I used to think my neighbors were crazy. Each year they would put up their Christmas tree and decorate it on Christmas Eve after their kids (all nine of them!) went to bed. They waited until the 24th for carols and Christmas cookies. I thought they were gluttons for punishment (with nine kids, it’s a safe assumption) or just quirky, but now I get the beauty in their waiting. Because the Christmas season doesn’t start on the day after Thanksgiving (or Halloween, if you are a retailer), it doesn’t start on December 1 and not even on the first day of Advent. The Feast of Christmas begins when Jesus is born. So I love the symbolism of holding off decorating—for just as Jesus’ birth brought light into a dark world, so the decked halls bring life and light into a winter home. Anticipating the beauty of the tree and all the other goodies of the holiday brings out the true meaning of Advent.
Does this mean my tree won’t be going up until Christmas Eve? Not on your life. My mood after untangling the lights then wrestling them onto our ten-foot tree is not exactly conducive to Christmas cheer. Besides, we go to a very “festive” open house after Christmas Eve Mass so I’m not sure we should be trusted with ladders and electrical connections after we got home!
But bringing out every decoration the second the last fork has dropped on Thanksgiving doesn’t feel right, either. Last week you wrote about needing Christmas joy after a rough year and I second that; the sights and sounds of the weeks leading up to Christmas hold an essential magic. After all, Mary took joy in Jesus before he arrived in the world, right? The feeling of goodwill that accompanies all the wonders of Christmastime (like Hallmark movies!) opens our hearts to love, just as Mary opened her heart to love with her yes. But her joy was tempered with a calm anticipation and wonder, so I’m going to try to embrace that spirit of Advent, the waiting, without rushing full-on into Christmas.

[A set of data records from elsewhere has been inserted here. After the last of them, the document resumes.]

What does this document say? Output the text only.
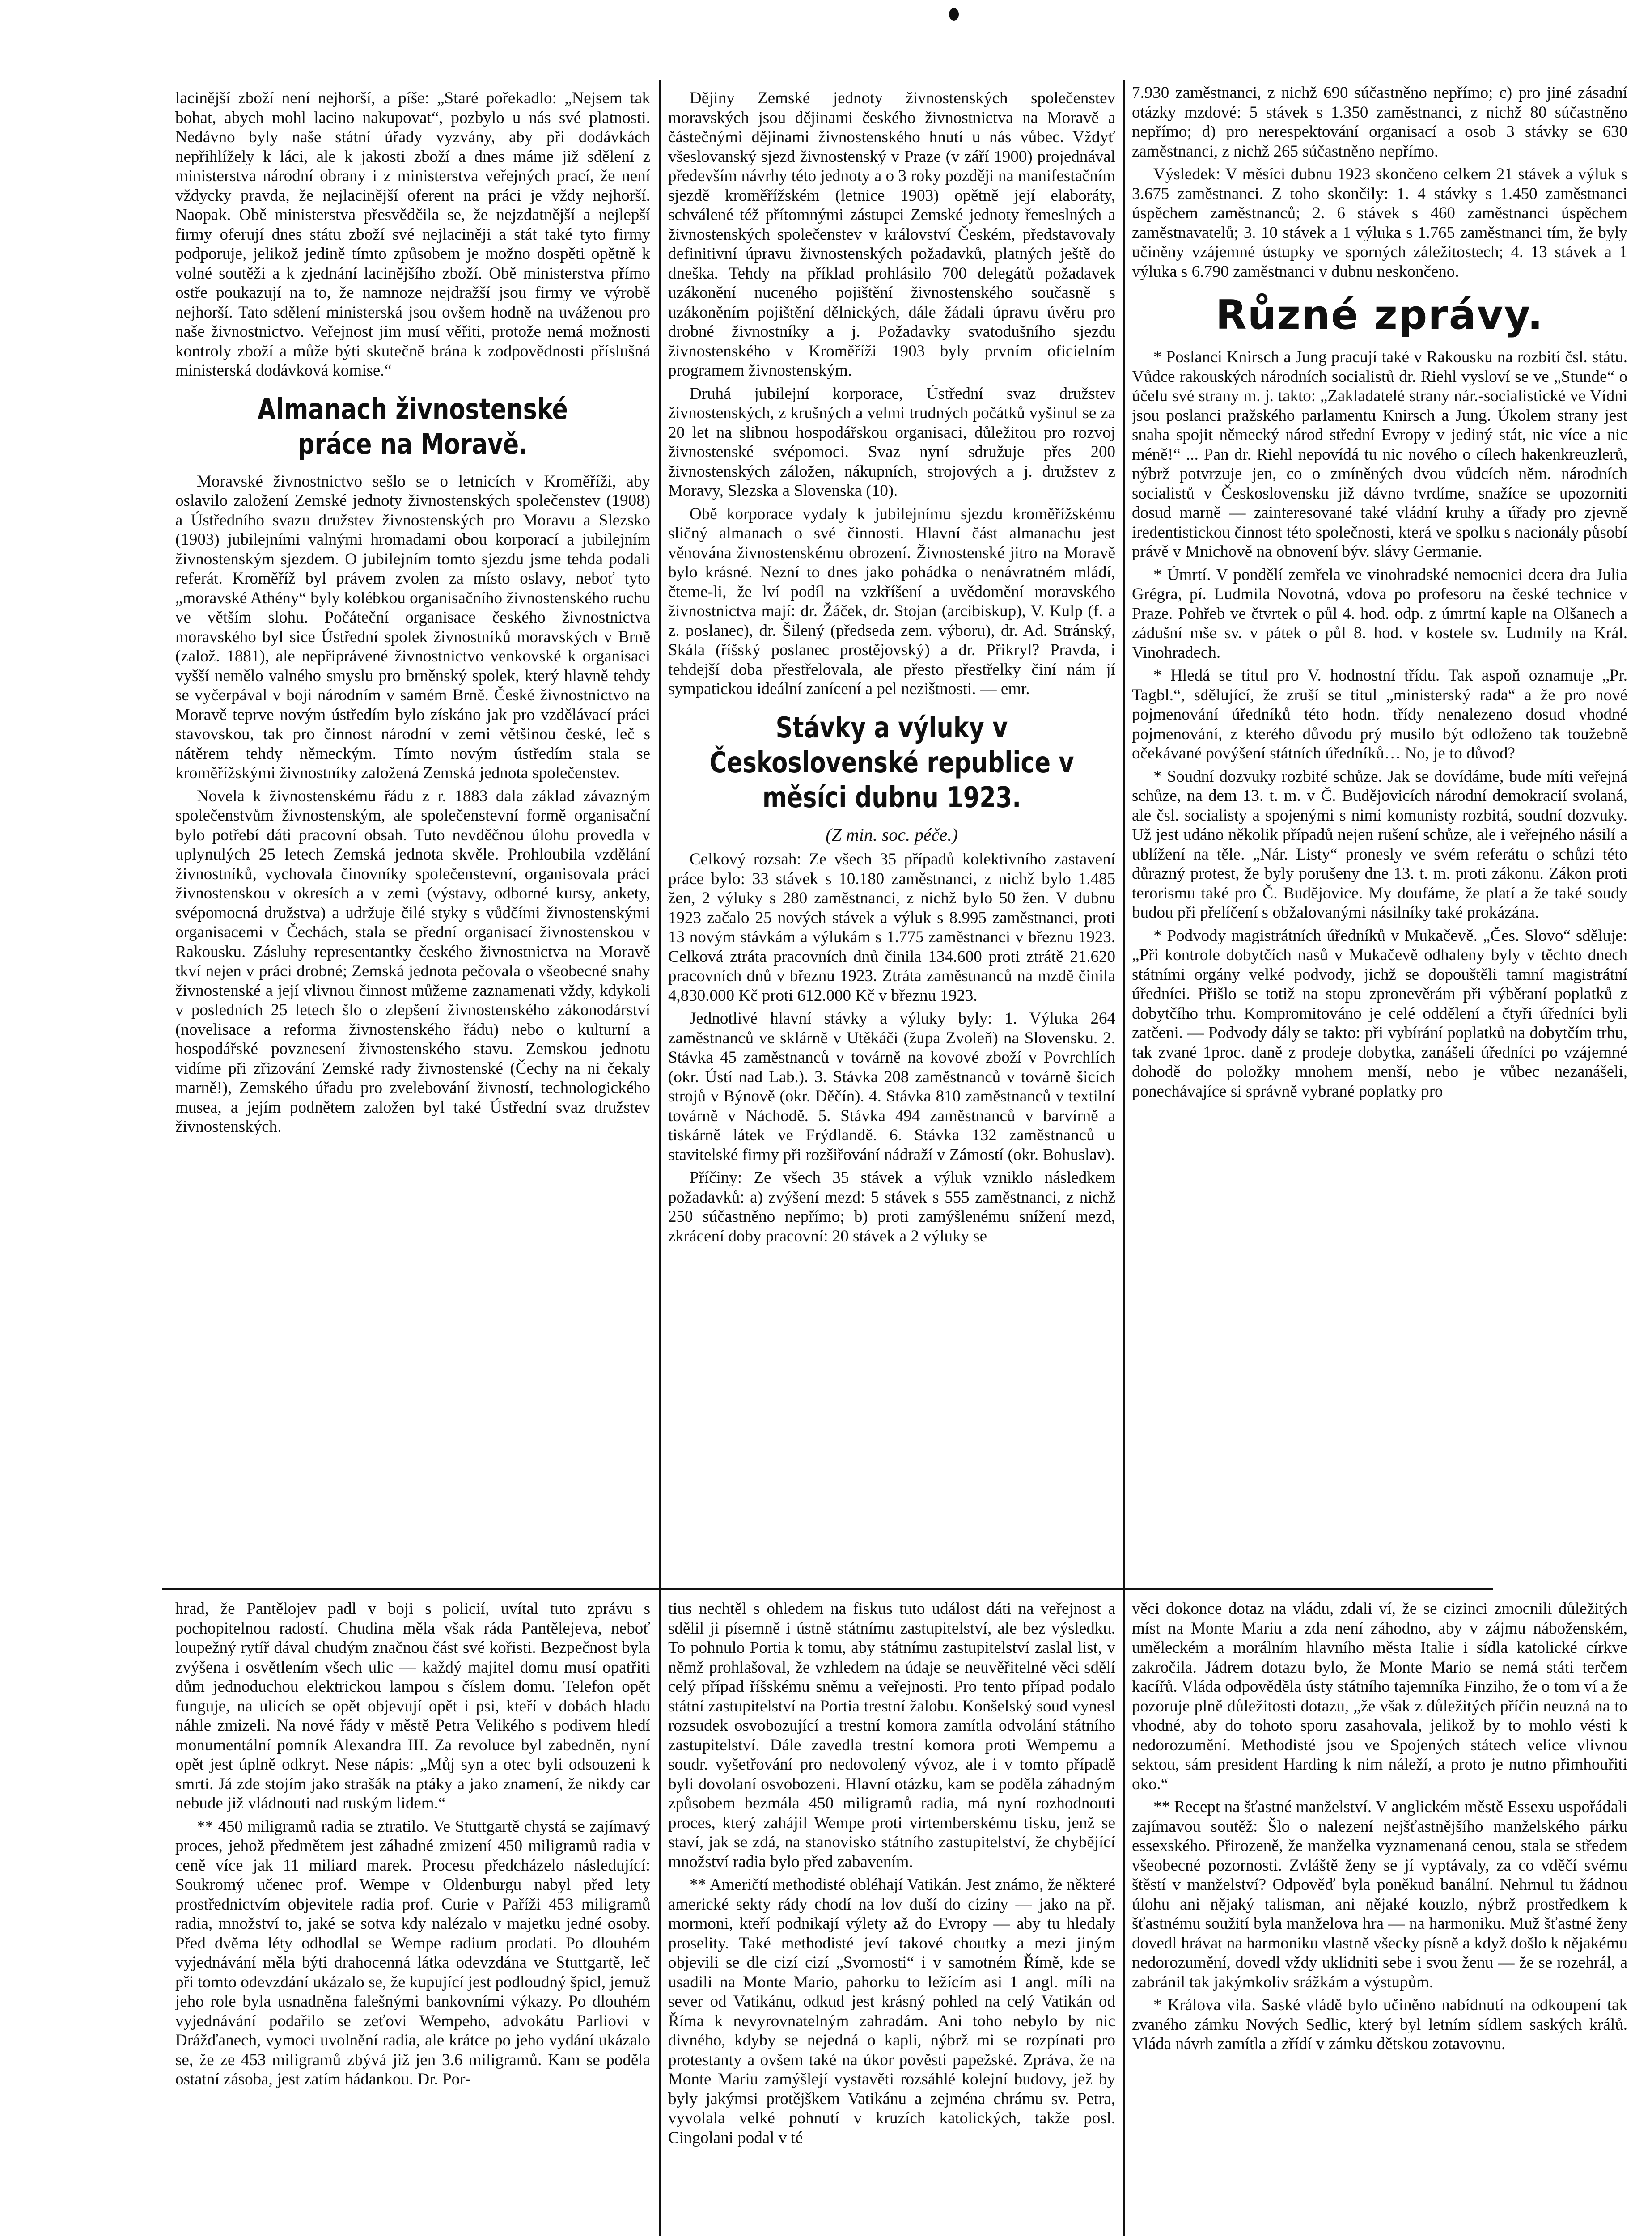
lacinější zboží není nejhorší, a píše: „Staré pořekadlo: „Nejsem tak bohat, abych mohl lacino nakupovat“, pozbylo u nás své platnosti. Nedávno byly naše státní úřady vyzvány, aby při dodávkách nepřihlížely k láci, ale k jakosti zboží a dnes máme již sdělení z ministerstva národní obrany i z ministerstva veřejných prací, že není vždycky pravda, že nejlacinější oferent na práci je vždy nejhorší. Naopak. Obě ministerstva přesvědčila se, že nejzdatnější a nejlepší firmy oferují dnes státu zboží své nejlaciněji a stát také tyto firmy podporuje, jelikož jedině tímto způsobem je možno dospěti opětně k volné soutěži a k zjednání lacinějšího zboží. Obě ministerstva přímo ostře poukazují na to, že namnoze nejdražší jsou firmy ve výrobě nejhorší. Tato sdělení ministerská jsou ovšem hodně na uváženou pro naše živnostnictvo. Veřejnost jim musí věřiti, protože nemá možnosti kontroly zboží a může býti skutečně brána k zodpovědnosti příslušná ministerská dodávková komise.“

Almanach živnostenské práce na Moravě.

Moravské živnostnictvo sešlo se o letnicích v Kroměříži, aby oslavilo založení Zemské jednoty živnostenských společenstev (1908) a Ústředního svazu družstev živnostenských pro Moravu a Slezsko (1903) jubilejními valnými hromadami obou korporací a jubilejním živnostenským sjezdem. O jubilejním tomto sjezdu jsme tehda podali referát. Kroměříž byl právem zvolen za místo oslavy, neboť tyto „moravské Athény“ byly kolébkou organisačního živnostenského ruchu ve větším slohu. Počáteční organisace českého živnostnictva moravského byl sice Ústřední spolek živnostníků moravských v Brně (založ. 1881), ale nepřiprávené živnostnictvo venkovské k organisaci vyšší nemělo valného smyslu pro brněnský spolek, který hlavně tehdy se vyčerpával v boji národním v samém Brně. České živnostnictvo na Moravě teprve novým ústředím bylo získáno jak pro vzdělávací práci stavovskou, tak pro činnost národní v zemi většinou české, leč s nátěrem tehdy německým. Tímto novým ústředím stala se kroměřížskými živnostníky založená Zemská jednota společenstev.

Novela k živnostenskému řádu z r. 1883 dala základ závazným společenstvům živnostenským, ale společenstevní formě organisační bylo potřebí dáti pracovní obsah. Tuto nevděčnou úlohu provedla v uplynulých 25 letech Zemská jednota skvěle. Prohloubila vzdělání živnostníků, vychovala činovníky společenstevní, organisovala práci živnostenskou v okresích a v zemi (výstavy, odborné kursy, ankety, svépomocná družstva) a udržuje čilé styky s vůdčími živnostenskými organisacemi v Čechách, stala se přední organisací živnostenskou v Rakousku. Zásluhy representantky českého živnostnictva na Moravě tkví nejen v práci drobné; Zemská jednota pečovala o všeobecné snahy živnostenské a její vlivnou činnost můžeme zaznamenati vždy, kdykoli v posledních 25 letech šlo o zlepšení živnostenského zákonodárství (novelisace a reforma živnostenského řádu) nebo o kulturní a hospodářské povznesení živnostenského stavu. Zemskou jednotu vidíme při zřizování Zemské rady živnostenské (Čechy na ni čekaly marně!), Zemského úřadu pro zvelebování živností, technologického musea, a jejím podnětem založen byl také Ústřední svaz družstev živnostenských.

Dějiny Zemské jednoty živnostenských společenstev moravských jsou dějinami českého živnostnictva na Moravě a částečnými dějinami živnostenského hnutí u nás vůbec. Vždyť všeslovanský sjezd živnostenský v Praze (v září 1900) projednával především návrhy této jednoty a o 3 roky později na manifestačním sjezdě kroměřížském (letnice 1903) opětně její elaboráty, schválené též přítomnými zástupci Zemské jednoty řemeslných a živnostenských společenstev v království Českém, představovaly definitivní úpravu živnostenských požadavků, platných ještě do dneška. Tehdy na příklad prohlásilo 700 delegátů požadavek uzákonění nuceného pojištění živnostenského současně s uzákoněním pojištění dělnických, dále žádali úpravu úvěru pro drobné živnostníky a j. Požadavky svatodušního sjezdu živnostenského v Kroměříži 1903 byly prvním oficielním programem živnostenským.

Druhá jubilejní korporace, Ústřední svaz družstev živnostenských, z krušných a velmi trudných počátků vyšinul se za 20 let na slibnou hospodářskou organisaci, důležitou pro rozvoj živnostenské svépomoci. Svaz nyní sdružuje přes 200 živnostenských záložen, nákupních, strojových a j. družstev z Moravy, Slezska a Slovenska (10).

Obě korporace vydaly k jubilejnímu sjezdu kroměřížskému sličný almanach o své činnosti. Hlavní část almanachu jest věnována živnostenskému obrození. Živnostenské jitro na Moravě bylo krásné. Nezní to dnes jako pohádka o nenávratném mládí, čteme-li, že lví podíl na vzkříšení a uvědomění moravského živnostnictva mají: dr. Žáček, dr. Stojan (arcibiskup), V. Kulp (f. a z. poslanec), dr. Šilený (předseda zem. výboru), dr. Ad. Stránský, Skála (říšský poslanec prostějovský) a dr. Přikryl? Pravda, i tehdejší doba přestřelovala, ale přesto přestřelky činí nám jí sympatickou ideální zanícení a pel nezištnosti. — emr.

Stávky a výluky v Československé republice v měsíci dubnu 1923.
(Z min. soc. péče.)

Celkový rozsah: Ze všech 35 případů kolektivního zastavení práce bylo: 33 stávek s 10.180 zaměstnanci, z nichž bylo 1.485 žen, 2 výluky s 280 zaměstnanci, z nichž bylo 50 žen. V dubnu 1923 začalo 25 nových stávek a výluk s 8.995 zaměstnanci, proti 13 novým stávkám a výlukám s 1.775 zaměstnanci v březnu 1923. Celková ztráta pracovních dnů činila 134.600 proti ztrátě 21.620 pracovních dnů v březnu 1923. Ztráta zaměstnanců na mzdě činila 4,830.000 Kč proti 612.000 Kč v březnu 1923.

Jednotlivé hlavní stávky a výluky byly: 1. Výluka 264 zaměstnanců ve sklárně v Utěkáči (župa Zvoleň) na Slovensku. 2. Stávka 45 zaměstnanců v továrně na kovové zboží v Povrchlích (okr. Ústí nad Lab.). 3. Stávka 208 zaměstnanců v továrně šicích strojů v Býnově (okr. Děčín). 4. Stávka 810 zaměstnanců v textilní továrně v Náchodě. 5. Stávka 494 zaměstnanců v barvírně a tiskárně látek ve Frýdlandě. 6. Stávka 132 zaměstnanců u stavitelské firmy při rozšiřování nádraží v Zámostí (okr. Bohuslav).

Příčiny: Ze všech 35 stávek a výluk vzniklo následkem požadavků: a) zvýšení mezd: 5 stávek s 555 zaměstnanci, z nichž 250 súčastněno nepřímo; b) proti zamýšlenému snížení mezd, zkrácení doby pracovní: 20 stávek a 2 výluky se

7.930 zaměstnanci, z nichž 690 súčastněno nepřímo; c) pro jiné zásadní otázky mzdové: 5 stávek s 1.350 zaměstnanci, z nichž 80 súčastněno nepřímo; d) pro nerespektování organisací a osob 3 stávky se 630 zaměstnanci, z nichž 265 súčastněno nepřímo.

Výsledek: V měsíci dubnu 1923 skončeno celkem 21 stávek a výluk s 3.675 zaměstnanci. Z toho skončily: 1. 4 stávky s 1.450 zaměstnanci úspěchem zaměstnanců; 2. 6 stávek s 460 zaměstnanci úspěchem zaměstnavatelů; 3. 10 stávek a 1 výluka s 1.765 zaměstnanci tím, že byly učiněny vzájemné ústupky ve sporných záležitostech; 4. 13 stávek a 1 výluka s 6.790 zaměstnanci v dubnu neskončeno.

Různé zprávy.

* Poslanci Knirsch a Jung pracují také v Rakousku na rozbití čsl. státu. Vůdce rakouských národních socialistů dr. Riehl vysloví se ve „Stunde“ o účelu své strany m. j. takto: „Zakladatelé strany nár.-socialistické ve Vídni jsou poslanci pražského parlamentu Knirsch a Jung. Úkolem strany jest snaha spojit německý národ střední Evropy v jediný stát, nic více a nic méně!“ ... Pan dr. Riehl nepovídá tu nic nového o cílech hakenkreuzlerů, nýbrž potvrzuje jen, co o zmíněných dvou vůdcích něm. národních socialistů v Československu již dávno tvrdíme, snažíce se upozorniti dosud marně — zainteresované také vládní kruhy a úřady pro zjevně iredentistickou činnost této společnosti, která ve spolku s nacionály působí právě v Mnichově na obnovení býv. slávy Germanie.

* Úmrtí. V pondělí zemřela ve vinohradské nemocnici dcera dra Julia Grégra, pí. Ludmila Novotná, vdova po profesoru na české technice v Praze. Pohřeb ve čtvrtek o půl 4. hod. odp. z úmrtní kaple na Olšanech a zádušní mše sv. v pátek o půl 8. hod. v kostele sv. Ludmily na Král. Vinohradech.

* Hledá se titul pro V. hodnostní třídu. Tak aspoň oznamuje „Pr. Tagbl.“, sdělující, že zruší se titul „ministerský rada“ a že pro nové pojmenování úředníků této hodn. třídy nenalezeno dosud vhodné pojmenování, z kterého důvodu prý musilo být odloženo tak toužebně očekávané povýšení státních úředníků… No, je to důvod?

* Soudní dozvuky rozbité schůze. Jak se dovídáme, bude míti veřejná schůze, na dem 13. t. m. v Č. Budějovicích národní demokracií svolaná, ale čsl. socialisty a spojenými s nimi komunisty rozbitá, soudní dozvuky. Už jest udáno několik případů nejen rušení schůze, ale i veřejného násilí a ublížení na těle. „Nár. Listy“ pronesly ve svém referátu o schůzi této důrazný protest, že byly porušeny dne 13. t. m. proti zákonu. Zákon proti terorismu také pro Č. Budějovice. My doufáme, že platí a že také soudy budou při přelíčení s obžalovanými násilníky také prokázána.

* Podvody magistrátních úředníků v Mukačevě. „Čes. Slovo“ sděluje: „Při kontrole dobytčích nasů v Mukačevě odhaleny byly v těchto dnech státními orgány velké podvody, jichž se dopouštěli tamní magistrátní úředníci. Přišlo se totiž na stopu zpronevěrám při výběraní poplatků z dobytčího trhu. Kompromitováno je celé oddělení a čtyři úředníci byli zatčeni. — Podvody dály se takto: při vybírání poplatků na dobytčím trhu, tak zvané 1proc. daně z prodeje dobytka, zanášeli úředníci po vzájemné dohodě do položky mnohem menší, nebo je vůbec nezanášeli, ponechávajíce si správně vybrané poplatky pro

hrad, že Pantělojev padl v boji s policií, uvítal tuto zprávu s pochopitelnou radostí. Chudina měla však ráda Pantělejeva, neboť loupežný rytíř dával chudým značnou část své kořisti. Bezpečnost byla zvýšena i osvětlením všech ulic — každý majitel domu musí opatřiti dům jednoduchou elektrickou lampou s číslem domu. Telefon opět funguje, na ulicích se opět objevují opět i psi, kteří v dobách hladu náhle zmizeli. Na nové řády v městě Petra Velikého s podivem hledí monumentální pomník Alexandra III. Za revoluce byl zabedněn, nyní opět jest úplně odkryt. Nese nápis: „Můj syn a otec byli odsouzeni k smrti. Já zde stojím jako strašák na ptáky a jako znamení, že nikdy car nebude již vládnouti nad ruským lidem.“

** 450 miligramů radia se ztratilo. Ve Stuttgartě chystá se zajímavý proces, jehož předmětem jest záhadné zmizení 450 miligramů radia v ceně více jak 11 miliard marek. Procesu předcházelo následující: Soukromý učenec prof. Wempe v Oldenburgu nabyl před lety prostřednictvím objevitele radia prof. Curie v Paříži 453 miligramů radia, množství to, jaké se sotva kdy nalézalo v majetku jedné osoby. Před dvěma léty odhodlal se Wempe radium prodati. Po dlouhém vyjednávání měla býti drahocenná látka odevzdána ve Stuttgartě, leč při tomto odevzdání ukázalo se, že kupující jest podloudný špicl, jemuž jeho role byla usnadněna falešnými bankovními výkazy. Po dlouhém vyjednávání podařilo se zeťovi Wempeho, advokátu Parliovi v Drážďanech, vymoci uvolnění radia, ale krátce po jeho vydání ukázalo se, že ze 453 miligramů zbývá již jen 3.6 miligramů. Kam se poděla ostatní zásoba, jest zatím hádankou. Dr. Por-

tius nechtěl s ohledem na fiskus tuto událost dáti na veřejnost a sdělil ji písemně i ústně státnímu zastupitelství, ale bez výsledku. To pohnulo Portia k tomu, aby státnímu zastupitelství zaslal list, v němž prohlašoval, že vzhledem na údaje se neuvěřitelné věci sdělí celý případ říšskému sněmu a veřejnosti. Pro tento případ podalo státní zastupitelství na Portia trestní žalobu. Konšelský soud vynesl rozsudek osvobozující a trestní komora zamítla odvolání státního zastupitelství. Dále zavedla trestní komora proti Wempemu a soudr. vyšetřování pro nedovolený vývoz, ale i v tomto případě byli dovolaní osvobozeni. Hlavní otázku, kam se poděla záhadným způsobem bezmála 450 miligramů radia, má nyní rozhodnouti proces, který zahájil Wempe proti virtemberskému tisku, jenž se staví, jak se zdá, na stanovisko státního zastupitelství, že chybějící množství radia bylo před zabavením.

** Američtí methodisté obléhají Vatikán. Jest známo, že některé americké sekty rády chodí na lov duší do ciziny — jako na př. mormoni, kteří podnikají výlety až do Evropy — aby tu hledaly proselity. Také methodisté jeví takové choutky a mezi jiným objevili se dle cizí cizí „Svornosti“ i v samotném Římě, kde se usadili na Monte Mario, pahorku to ležícím asi 1 angl. míli na sever od Vatikánu, odkud jest krásný pohled na celý Vatikán od Říma k nevyrovnatelným zahradám. Ani toho nebylo by nic divného, kdyby se nejedná o kapli, nýbrž mi se rozpínati pro protestanty a ovšem také na úkor pověsti papežské. Zpráva, že na Monte Mariu zamýšlejí vystavěti rozsáhlé kolejní budovy, jež by byly jakýmsi protějškem Vatikánu a zejména chrámu sv. Petra, vyvolala velké pohnutí v kruzích katolických, takže posl. Cingolani podal v té

věci dokonce dotaz na vládu, zdali ví, že se cizinci zmocnili důležitých míst na Monte Mariu a zda není záhodno, aby v zájmu náboženském, uměleckém a morálním hlavního města Italie i sídla katolické církve zakročila. Jádrem dotazu bylo, že Monte Mario se nemá státi terčem kacířů. Vláda odpověděla ústy státního tajemníka Finziho, že o tom ví a že pozoruje plně důležitosti dotazu, „že však z důležitých příčin neuzná na to vhodné, aby do tohoto sporu zasahovala, jelikož by to mohlo vésti k nedorozumění. Methodisté jsou ve Spojených státech velice vlivnou sektou, sám president Harding k nim náleží, a proto je nutno přimhouřiti oko.“

** Recept na šťastné manželství. V anglickém městě Essexu uspořádali zajímavou soutěž: Šlo o nalezení nejšťastnějšího manželského párku essexského. Přirozeně, že manželka vyznamenaná cenou, stala se středem všeobecné pozornosti. Zvláště ženy se jí vyptávaly, za co vděčí svému štěstí v manželství? Odpověď byla poněkud banální. Nehrnul tu žádnou úlohu ani nějaký talisman, ani nějaké kouzlo, nýbrž prostředkem k šťastnému soužití byla manželova hra — na harmoniku. Muž šťastné ženy dovedl hrávat na harmoniku vlastně všecky písně a když došlo k nějakému nedorozumění, dovedl vždy uklidniti sebe i svou ženu — že se rozehrál, a zabránil tak jakýmkoliv srážkám a výstupům.

* Králova vila. Saské vládě bylo učiněno nabídnutí na odkoupení tak zvaného zámku Nových Sedlic, který byl letním sídlem saských králů. Vláda návrh zamítla a zřídí v zámku dětskou zotavovnu.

How can we enjoy the special joys of the coming weeks but keep true to the anticipation which is the heart of Advent? Here’s what I’m going to try:
Be gradual and intentional: I’m going to decorate gradually, slowing bringing the lights and the colors of Christmas into the house. Hubby’s favorite Patience Brewster reindeer are already out (he insisted) and of course the nativity. While the tree always comes into the house just about two weeks before Christmas (we get a real one), I’m going to take a cue from last year and not rush to decorate it. Through a combination of procrastination, flu season and general busy-ness, we arrived at December 22nd with a tree that was up and lit, but otherwise bare. I kind of liked it that way, a silent reminder that Christmas was coming, but not quite here yet. And when we did hang the ornaments, all the other craziness of the season had died down, so we could really be present with each other, taking the time to appreciate the memories in each bauble.
Approach holiday music a little differently. Instead of rushing headlong into Christmas carols on November-something, ask Alexa to play you some advent songs. Better yet, check out this playlist I made. We live in a culture that reinforces immediate gratification—did somebody say “same-day-Amazon-delivery”?—so immersing ourselves in the music of waiting, preparing, helps us embrace what we are waiting for, not just what we have to get done. (And this playlist is full of joy as well as reflection—from show tunes to Andrea Bocelli to Mumford and Sons, it’s got something for everyone! A little Advent gift to you!)
Celebrate the whole liturgical season. The Feast of Christmas ends on Epiphany (January 6); I know you and I agree that we should enjoy the tree, the decorations, until then. (I grew up in a theologically-challenged house that took down the tree on January 1—celebrating the Feast of the Holy Rose Bowl, perhaps?) So keep singing Christmas carols until the New Year. (Am I the only one disappointed when the stations go back to regular music on the 26th?) Spend some time after Christmas Day reflecting on the joy Mary must have felt those first special days with her newborn. Listen to the theologically-unsound but hauntingly beautiful “Mary Did you Know?” (I have a complicated relationship with that one.) As Epiphany approaches, move the Wise Men closer to the creche and hum a little “We Three Kings” before blessing your household on the last day of the Christmas season.
So keep Advent in your heart with prayer and reflection. Get to confession. But for all the rest of it, there is no “right” way. (Well, except for the tree/Epiphany thing. Don’t want to upset Lady Mary now, do we?) Put up the tree in November, belt out “Jingle Bells” on the day after Halloween if it brings you joy. Ignore the internet curmudgeons who insist that Catholic halls just can’t be decked until the O Antiphons (yep, that’s WAY into the Catholic weeds). Or embrace that beautiful symbolism and decorate on Christmas Eve. Because He’s coming, and we are full of joyful expectation for Him. That’s what matters.